[RFC PATCH 1/6] x86/virt/tdx: Add SEAMCALL wrappers for TDX KeyID management

Rick Edgecombe posted 6 patches 1 year, 2 months ago
There is a newer version of this series
[RFC PATCH 1/6] x86/virt/tdx: Add SEAMCALL wrappers for TDX KeyID management
Posted by Rick Edgecombe 1 year, 2 months ago
Intel TDX protects guest VMs from malicious host and certain physical
attacks. Pre-TDX Intel hardware has support for a memory encryption
architecture called MK-TME, which repurposes several high bits of
physical address as "KeyID". TDX ends up with reserving a sub-range of
MK-TME KeyIDs as "TDX private KeyIDs".

Like MK-TME, these KeyIDs can be associated with an ephemeral key. For TDX
this association is done by the TDX module. It also has its own tracking
for which KeyIDs are in use. To do this ephemeral key setup and manipulate
the TDX module's internal tracking, KVM will use the following SEAMCALLs:
 TDH.MNG.KEY.CONFIG: Mark the KeyID as in use, and initialize its
                     ephemeral key.
 TDH.MNG.KEY.FREEID: Mark the KeyID as not in use.

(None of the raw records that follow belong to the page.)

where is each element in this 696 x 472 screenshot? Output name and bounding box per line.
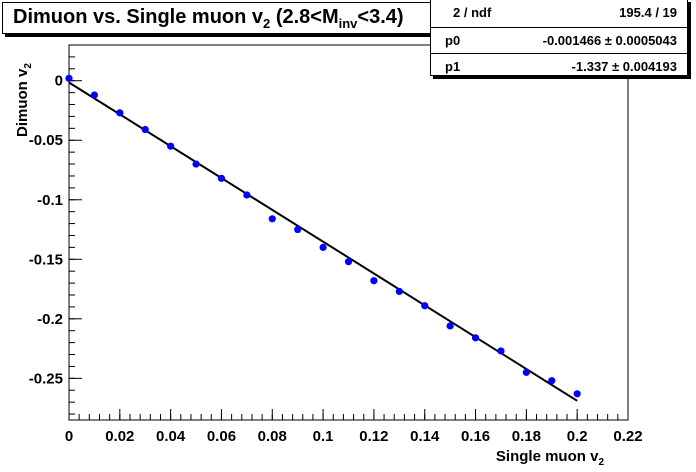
stats-value: -1.337 ± 0.004193: [571, 59, 677, 74]
data-point: [548, 377, 556, 385]
y-tick-label: -0.15: [29, 251, 63, 268]
x-tick-label: 0.12: [359, 428, 388, 445]
data-point: [294, 225, 302, 234]
data-point: [319, 243, 327, 251]
data-point: [370, 277, 378, 285]
y-tick-label: -0.1: [37, 192, 63, 209]
x-tick-label: 0.18: [512, 428, 541, 445]
fit-line: [68, 81, 578, 402]
data-point: [395, 287, 403, 296]
data-point: [344, 258, 353, 266]
stats-label: p0: [445, 33, 461, 48]
data-point: [192, 160, 200, 168]
data-point: [167, 142, 175, 150]
chart-title: Dimuon vs. Single muon v2 (2.8<Minv<3.4): [13, 6, 404, 31]
x-tick-label: 0.08: [258, 428, 287, 445]
x-tick-label: 0.22: [613, 428, 642, 445]
x-tick-label: 0.2: [567, 428, 588, 445]
y-tick-label: -0.2: [37, 311, 63, 328]
stats-value: 195.4 / 19: [619, 5, 677, 20]
x-tick-label: 0.06: [207, 428, 236, 445]
stats-row-p0: p0 -0.001466 ± 0.0005043: [431, 27, 687, 52]
data-point: [573, 390, 581, 398]
plot-frame: [68, 44, 629, 421]
x-axis-label: Single muon v2: [496, 448, 605, 468]
x-tick-label: 0.16: [461, 428, 490, 445]
fit-stats-box: 2 / ndf 195.4 / 19 p0 -0.001466 ± 0.0005…: [430, 0, 688, 76]
data-point: [421, 302, 429, 310]
stats-value: -0.001466 ± 0.0005043: [542, 33, 677, 48]
data-point: [471, 334, 480, 342]
data-point: [65, 74, 73, 82]
x-tick-label: 0.04: [156, 428, 186, 445]
stats-row-chi2: 2 / ndf 195.4 / 19: [431, 0, 687, 24]
data-point: [141, 125, 149, 134]
stats-label: 2 / ndf: [453, 5, 492, 20]
x-tick-label: 0.02: [105, 428, 134, 445]
stats-row-p1: p1 -1.337 ± 0.004193: [431, 53, 687, 78]
data-point: [268, 215, 276, 223]
x-tick-label: 0: [65, 428, 73, 445]
data-point: [243, 191, 251, 199]
data-point: [217, 174, 226, 182]
data-point: [522, 368, 530, 376]
x-tick-label: 0.14: [410, 428, 440, 445]
data-point: [497, 347, 505, 355]
title-box: Dimuon vs. Single muon v2 (2.8<Minv<3.4): [2, 2, 439, 34]
y-tick-label: -0.25: [29, 370, 63, 387]
y-tick-label: 0: [55, 73, 63, 90]
stats-label: p1: [445, 59, 461, 74]
y-tick-label: -0.05: [29, 132, 63, 149]
x-tick-label: 0.1: [313, 428, 334, 445]
data-point: [90, 91, 99, 99]
y-axis-label: Dimuon v2: [14, 63, 34, 137]
data-point: [116, 109, 124, 117]
data-point: [446, 322, 454, 330]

These SEAMCALLs both operate on TDR structures, which are setup using the
previously added TDH.MNG.CREATE SEAMCALL. KVM's use of these operations
will go like:
 - tdx_guest_keyid_alloc()
 - Initialize TD and TDR page with TDH.MNG.CREATE (not yet-added), passing
   KeyID
 - TDH.MNG.KEY.CONFIG to initialize the key
 - TD runs, teardown is started
 - TDH.MNG.KEY.FREEID
 - tdx_guest_keyid_free()

Don't try to combine the tdx_guest_keyid_alloc() and TDH.MNG.KEY.CONFIG
operations because TDH.MNG.CREATE and some locking need to be done in the
middle. Don't combine TDH.MNG.KEY.FREEID and tdx_guest_keyid_free() so they
are symmetrical with the creation path.

So implement tdh_mng_key_config() and tdh_mng_key_freeid() as separate
functions than tdx_guest_keyid_alloc() and tdx_guest_keyid_free().

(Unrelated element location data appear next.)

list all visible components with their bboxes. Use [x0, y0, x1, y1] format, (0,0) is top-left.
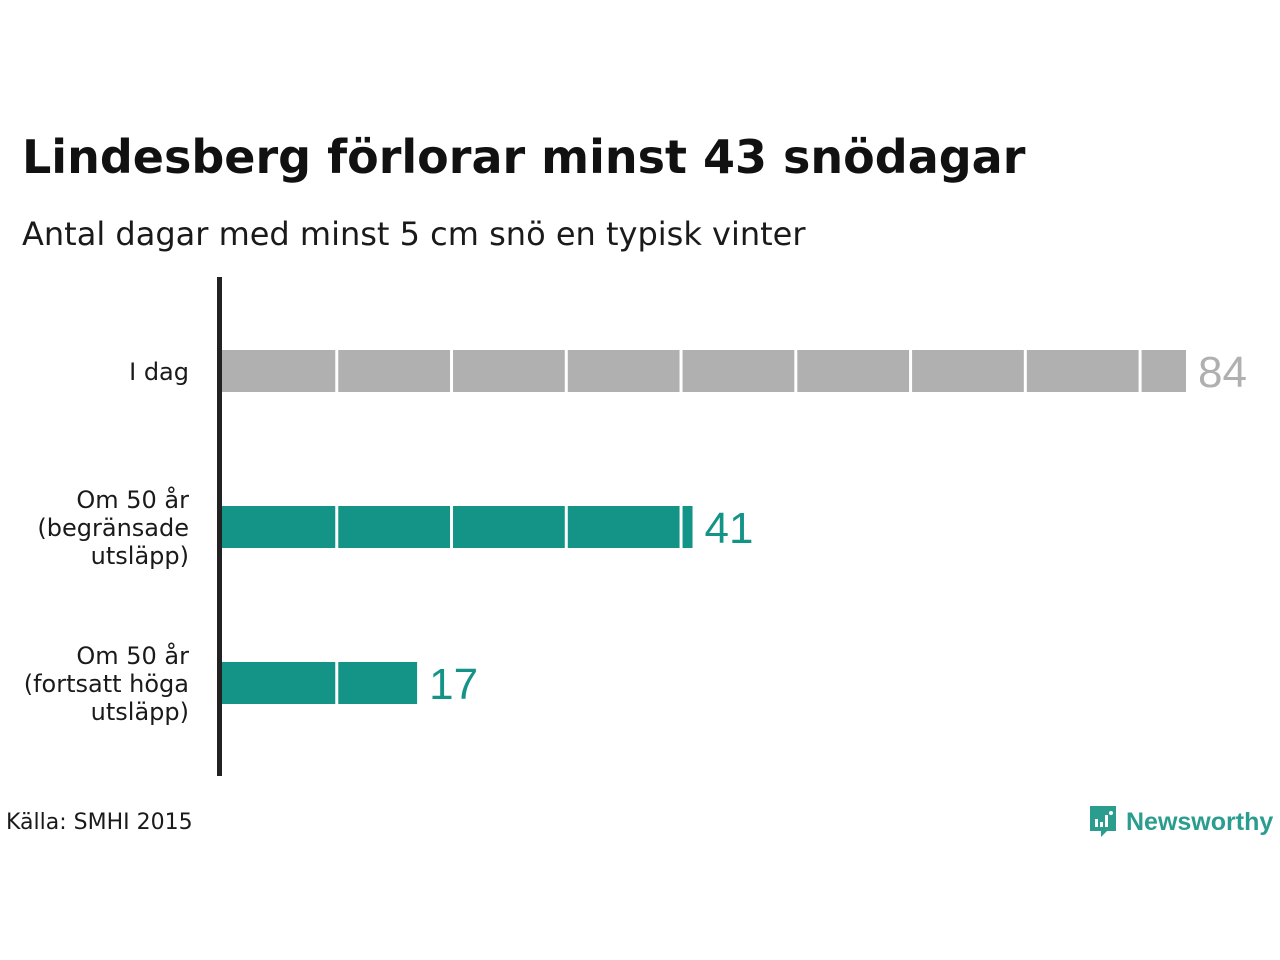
logo-text: Newsworthy	[1126, 807, 1274, 836]
category-label-line: I dag	[129, 358, 189, 386]
category-label-line: utsläpp)	[90, 698, 189, 726]
category-label-2: Om 50 år (fortsatt höga utsläpp)	[24, 642, 189, 726]
category-label-line: (fortsatt höga	[23, 670, 189, 698]
value-label-2: 17	[429, 660, 478, 709]
bar-2	[222, 662, 418, 704]
category-label-line: Om 50 år	[76, 486, 189, 514]
bar-segment-divider	[450, 506, 454, 548]
category-label-1: Om 50 år (begränsade utsläpp)	[37, 486, 189, 570]
bar-segment-divider	[335, 662, 339, 704]
bar-segment-divider	[1023, 350, 1027, 392]
bar-0	[222, 350, 1186, 392]
value-label-0: 84	[1198, 348, 1247, 397]
category-label-line: Om 50 år	[76, 642, 189, 670]
bar-segment-divider	[679, 506, 683, 548]
bar-segment-divider	[335, 350, 339, 392]
bar-segment-divider	[335, 506, 339, 548]
value-label-1: 41	[705, 504, 754, 553]
bar-1	[222, 506, 693, 548]
page-title: Lindesberg förlorar minst 43 snödagar	[22, 130, 1026, 184]
category-label-0: I dag	[129, 358, 189, 386]
bar-segment-divider	[450, 350, 454, 392]
page-subtitle: Antal dagar med minst 5 cm snö en typisk…	[22, 215, 806, 253]
category-label-line: utsläpp)	[90, 542, 189, 570]
source-note: Källa: SMHI 2015	[6, 810, 193, 835]
newsworthy-logo: Newsworthy	[1088, 804, 1273, 840]
bar-segment-divider	[564, 350, 568, 392]
bar-segment-divider	[909, 350, 913, 392]
bar-segment-divider	[794, 350, 798, 392]
newsworthy-logo-icon	[1090, 806, 1116, 837]
y-axis-line	[217, 277, 222, 776]
bar-segment-divider	[564, 506, 568, 548]
category-label-line: (begränsade	[37, 514, 189, 542]
bar-segment-divider	[1138, 350, 1142, 392]
bar-segment-divider	[679, 350, 683, 392]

The TDX module provides SEAMCALLs to hand pages to the TDX module for
storing TDX controlled state. SEAMCALLs that operate on this state are
directed to the appropriate TD VM using references to the pages originally
provided for managing the TD's state. So the host kernel needs to track
these pages, both as an ID for specifying which TD to operate on, and to
allow them to be eventually reclaimed. The TD VM associated pages are
called TDR (Trust Domain Root) and TDCS (Trust Domain Control Structure).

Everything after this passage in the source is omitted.